The report added that CIA operatives may have subjected at least 27 detainees in Afghanistan, Poland, Romania and Lithuania to "torture, cruel treatment, outrages upon personal dignity and/or rape" between December 2002 and March 2008.
Most of the alleged abuse happened in 2003-2004, the report said.
Prosecutors said they will decide "imminently" whether to seek authorization to open a full-scale investigation in Afghanistan that could lead to war crimes charges.
A Pentagon spokesman, Navy Capt. Jeff Davis, said officials were awaiting more details about the ICC findings before commenting.
Established in 2002, the International Criminal Court is the world's first permanent court set up to prosecute war crimes, crimes against humanity and genocide. More than 120 countries around the world are members, but superpowers including the United States, Russia and China have not signed up.
Former U.S. President Bill Clinton signed the Rome treaty that established the court on Dec. 31, 2000, but President George W. Bush renounced the signature, citing fears that Americans would be unfairly prosecuted for political reasons.
Even though the United States is not a member of the court, Americans could still face prosecution at its headquarters in The Hague if they commit crimes within its jurisdiction in a country that is a member, such as Afghanistan, and are not prosecuted at home.
So far, all of the ICC's trials have dealt with crimes committed in Africa.
Prosecutors say investigations also are reportedly under way in Poland, Romania and Lithuania — all signatories to the Rome Statute — into possible crimes at CIA detention facilities in those countries.
The abuse allegations came in a wide-ranging annual report into the prosecution office's so-called preliminary examinations, which involve studying reports of possible crimes to establish if they fall under the court's jurisdiction.
The same report said that Taliban and Afghan government forces also may have used torture and committed other atrocities in that country's long and bitter conflict. The report says that the Taliban and its affiliates killed thousands of people and are suspected of committing war crimes including murder, recruiting and conscripting child soldiers and attacking civilians and humanitarian workers.

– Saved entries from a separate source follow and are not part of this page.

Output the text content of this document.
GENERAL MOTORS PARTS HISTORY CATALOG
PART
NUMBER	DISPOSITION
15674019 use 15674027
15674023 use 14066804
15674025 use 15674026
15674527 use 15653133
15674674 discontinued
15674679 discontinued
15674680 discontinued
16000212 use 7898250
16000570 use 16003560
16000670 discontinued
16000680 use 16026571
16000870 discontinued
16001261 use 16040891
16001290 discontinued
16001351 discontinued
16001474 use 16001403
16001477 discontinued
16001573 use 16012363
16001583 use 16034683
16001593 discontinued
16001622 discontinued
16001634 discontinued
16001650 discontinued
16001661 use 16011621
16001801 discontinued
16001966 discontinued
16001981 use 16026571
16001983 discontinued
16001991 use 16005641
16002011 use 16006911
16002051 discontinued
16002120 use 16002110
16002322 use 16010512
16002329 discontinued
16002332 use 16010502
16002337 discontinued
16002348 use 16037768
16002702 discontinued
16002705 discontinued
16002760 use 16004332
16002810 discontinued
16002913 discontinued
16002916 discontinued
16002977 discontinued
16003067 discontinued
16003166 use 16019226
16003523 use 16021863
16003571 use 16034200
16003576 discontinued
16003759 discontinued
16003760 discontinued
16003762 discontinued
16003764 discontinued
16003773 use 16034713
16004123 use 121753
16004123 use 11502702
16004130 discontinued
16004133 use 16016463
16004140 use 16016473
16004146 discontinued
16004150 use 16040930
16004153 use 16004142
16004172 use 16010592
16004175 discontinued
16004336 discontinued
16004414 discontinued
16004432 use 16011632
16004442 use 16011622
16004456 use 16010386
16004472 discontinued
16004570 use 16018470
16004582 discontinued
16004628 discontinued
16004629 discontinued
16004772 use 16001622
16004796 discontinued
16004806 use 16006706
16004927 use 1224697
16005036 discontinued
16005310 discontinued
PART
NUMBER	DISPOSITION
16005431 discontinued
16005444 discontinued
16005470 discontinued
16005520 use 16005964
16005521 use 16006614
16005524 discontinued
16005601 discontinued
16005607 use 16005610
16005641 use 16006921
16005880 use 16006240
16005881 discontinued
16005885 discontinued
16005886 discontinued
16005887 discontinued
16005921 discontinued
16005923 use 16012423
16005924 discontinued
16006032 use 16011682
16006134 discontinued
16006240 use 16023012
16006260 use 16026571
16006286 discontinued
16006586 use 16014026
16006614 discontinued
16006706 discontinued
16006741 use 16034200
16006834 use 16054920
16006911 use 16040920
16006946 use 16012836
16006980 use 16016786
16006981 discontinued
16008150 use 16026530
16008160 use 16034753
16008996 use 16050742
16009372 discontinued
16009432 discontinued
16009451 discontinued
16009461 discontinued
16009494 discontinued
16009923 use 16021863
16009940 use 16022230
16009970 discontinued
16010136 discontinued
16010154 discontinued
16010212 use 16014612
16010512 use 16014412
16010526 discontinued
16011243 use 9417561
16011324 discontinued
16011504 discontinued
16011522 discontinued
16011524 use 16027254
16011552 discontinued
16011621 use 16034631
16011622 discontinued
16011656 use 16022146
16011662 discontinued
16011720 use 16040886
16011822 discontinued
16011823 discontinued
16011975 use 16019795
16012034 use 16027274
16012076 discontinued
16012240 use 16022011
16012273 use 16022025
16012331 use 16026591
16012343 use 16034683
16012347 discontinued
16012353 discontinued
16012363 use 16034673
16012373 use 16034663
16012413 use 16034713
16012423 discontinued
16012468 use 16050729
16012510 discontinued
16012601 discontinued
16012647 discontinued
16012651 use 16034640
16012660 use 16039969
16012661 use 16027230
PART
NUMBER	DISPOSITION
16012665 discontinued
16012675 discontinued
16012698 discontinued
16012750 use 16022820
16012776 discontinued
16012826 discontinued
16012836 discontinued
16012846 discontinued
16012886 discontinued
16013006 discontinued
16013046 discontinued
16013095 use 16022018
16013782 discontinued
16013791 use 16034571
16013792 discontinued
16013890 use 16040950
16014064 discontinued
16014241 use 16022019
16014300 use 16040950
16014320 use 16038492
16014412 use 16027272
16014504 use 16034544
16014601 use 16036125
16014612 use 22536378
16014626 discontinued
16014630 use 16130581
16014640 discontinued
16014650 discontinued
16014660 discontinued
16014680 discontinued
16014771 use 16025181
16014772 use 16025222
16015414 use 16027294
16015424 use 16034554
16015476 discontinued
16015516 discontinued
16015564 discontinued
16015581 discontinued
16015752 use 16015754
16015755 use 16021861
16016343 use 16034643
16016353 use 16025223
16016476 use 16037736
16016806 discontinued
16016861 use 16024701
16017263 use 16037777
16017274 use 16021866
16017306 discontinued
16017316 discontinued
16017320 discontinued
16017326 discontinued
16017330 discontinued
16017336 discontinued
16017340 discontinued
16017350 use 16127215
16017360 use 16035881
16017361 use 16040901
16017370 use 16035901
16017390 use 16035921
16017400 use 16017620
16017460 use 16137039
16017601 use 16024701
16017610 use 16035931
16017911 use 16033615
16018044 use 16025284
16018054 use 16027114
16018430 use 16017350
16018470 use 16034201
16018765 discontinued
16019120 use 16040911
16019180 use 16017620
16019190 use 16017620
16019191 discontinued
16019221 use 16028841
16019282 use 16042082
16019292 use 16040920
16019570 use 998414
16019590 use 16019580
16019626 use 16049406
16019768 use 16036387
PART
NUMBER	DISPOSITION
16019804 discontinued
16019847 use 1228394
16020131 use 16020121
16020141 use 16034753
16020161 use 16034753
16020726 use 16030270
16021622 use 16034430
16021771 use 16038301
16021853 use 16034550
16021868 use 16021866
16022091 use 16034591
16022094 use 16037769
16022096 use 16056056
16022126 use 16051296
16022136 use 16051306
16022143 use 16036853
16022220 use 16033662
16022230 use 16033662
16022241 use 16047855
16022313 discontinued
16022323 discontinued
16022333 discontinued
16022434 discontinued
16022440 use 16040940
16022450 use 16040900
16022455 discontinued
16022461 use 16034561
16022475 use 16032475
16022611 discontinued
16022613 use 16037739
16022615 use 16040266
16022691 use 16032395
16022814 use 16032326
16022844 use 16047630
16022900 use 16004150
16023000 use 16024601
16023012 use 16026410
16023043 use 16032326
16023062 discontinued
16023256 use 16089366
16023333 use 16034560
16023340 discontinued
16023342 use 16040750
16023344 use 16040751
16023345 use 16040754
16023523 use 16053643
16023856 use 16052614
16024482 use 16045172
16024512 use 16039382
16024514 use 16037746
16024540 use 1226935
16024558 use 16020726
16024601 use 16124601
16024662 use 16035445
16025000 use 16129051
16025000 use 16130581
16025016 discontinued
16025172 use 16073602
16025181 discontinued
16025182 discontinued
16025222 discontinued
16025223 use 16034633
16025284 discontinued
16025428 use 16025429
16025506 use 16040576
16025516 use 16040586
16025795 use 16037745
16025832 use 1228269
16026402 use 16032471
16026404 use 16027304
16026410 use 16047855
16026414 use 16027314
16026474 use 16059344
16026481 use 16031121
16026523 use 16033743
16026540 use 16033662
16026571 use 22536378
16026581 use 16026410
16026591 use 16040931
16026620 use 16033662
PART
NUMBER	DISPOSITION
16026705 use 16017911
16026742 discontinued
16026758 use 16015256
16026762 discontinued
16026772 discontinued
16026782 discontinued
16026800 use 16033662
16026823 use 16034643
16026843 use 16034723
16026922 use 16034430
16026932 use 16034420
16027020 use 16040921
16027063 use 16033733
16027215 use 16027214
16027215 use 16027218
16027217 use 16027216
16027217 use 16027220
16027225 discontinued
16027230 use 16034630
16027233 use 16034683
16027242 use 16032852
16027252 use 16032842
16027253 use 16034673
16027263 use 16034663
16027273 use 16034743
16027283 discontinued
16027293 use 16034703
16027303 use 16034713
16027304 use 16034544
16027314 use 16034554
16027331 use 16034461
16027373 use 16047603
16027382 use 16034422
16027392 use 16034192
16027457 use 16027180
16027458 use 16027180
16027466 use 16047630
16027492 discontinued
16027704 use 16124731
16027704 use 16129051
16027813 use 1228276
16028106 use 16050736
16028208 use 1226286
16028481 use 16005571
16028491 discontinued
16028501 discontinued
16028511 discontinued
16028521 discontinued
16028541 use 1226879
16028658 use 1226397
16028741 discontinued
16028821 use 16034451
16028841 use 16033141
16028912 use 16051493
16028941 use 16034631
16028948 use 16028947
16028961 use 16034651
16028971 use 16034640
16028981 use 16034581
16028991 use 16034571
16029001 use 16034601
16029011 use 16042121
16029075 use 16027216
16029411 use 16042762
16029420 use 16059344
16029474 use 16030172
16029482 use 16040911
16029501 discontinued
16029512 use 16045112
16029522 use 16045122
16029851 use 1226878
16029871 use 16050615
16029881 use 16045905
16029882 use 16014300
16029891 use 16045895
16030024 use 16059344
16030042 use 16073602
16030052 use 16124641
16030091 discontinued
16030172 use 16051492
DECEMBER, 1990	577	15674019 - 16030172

Referring to the alleged U.S. war crimes, the report said they "were not the abuses of a few isolated individuals. Rather, they appear to have been committed as part of approved interrogation techniques in an attempt to extract 'actionable intelligence' from detainees."
The report adds that, "The information available suggests that victims were deliberately subjected to physical and psychological violence, and that crimes were allegedly committed with particular cruelty and in a manner that debased the basic human dignity of the victims."
Before deciding to open a full-scale investigation, ICC prosecutors have to establish whether they have jurisdiction and whether the alleged crimes are being investigated and prosecuted in the countries involved. The ICC is a court of last resort that takes on cases only when other countries are unable or unwilling to prosecute.
The report noted that U.S. authorities have conducted dozens of investigations and court martial cases and says ICC prosecutors are seeking further clarifications on their scope before deciding whether any American cases would be admissible at the ICC.
After the Sept. 11, 2001, attacks, the administration of President George W. Bush allowed the use of waterboarding, which simulates drowning, and other so-called enhanced interrogation techniques against suspected terrorists. President Barack Obama banned such practices after taking office in 2009.
During the presidential campaign, Republican nominee Donald Trump suggested that as president he would push to change laws that prohibit waterboarding and other harsh interrogation techniques, arguing that banning them puts the U.S. at a strategic disadvantage against Islamic State militants.
AP National Security Writer Robert Burns in Washington contributed to this report.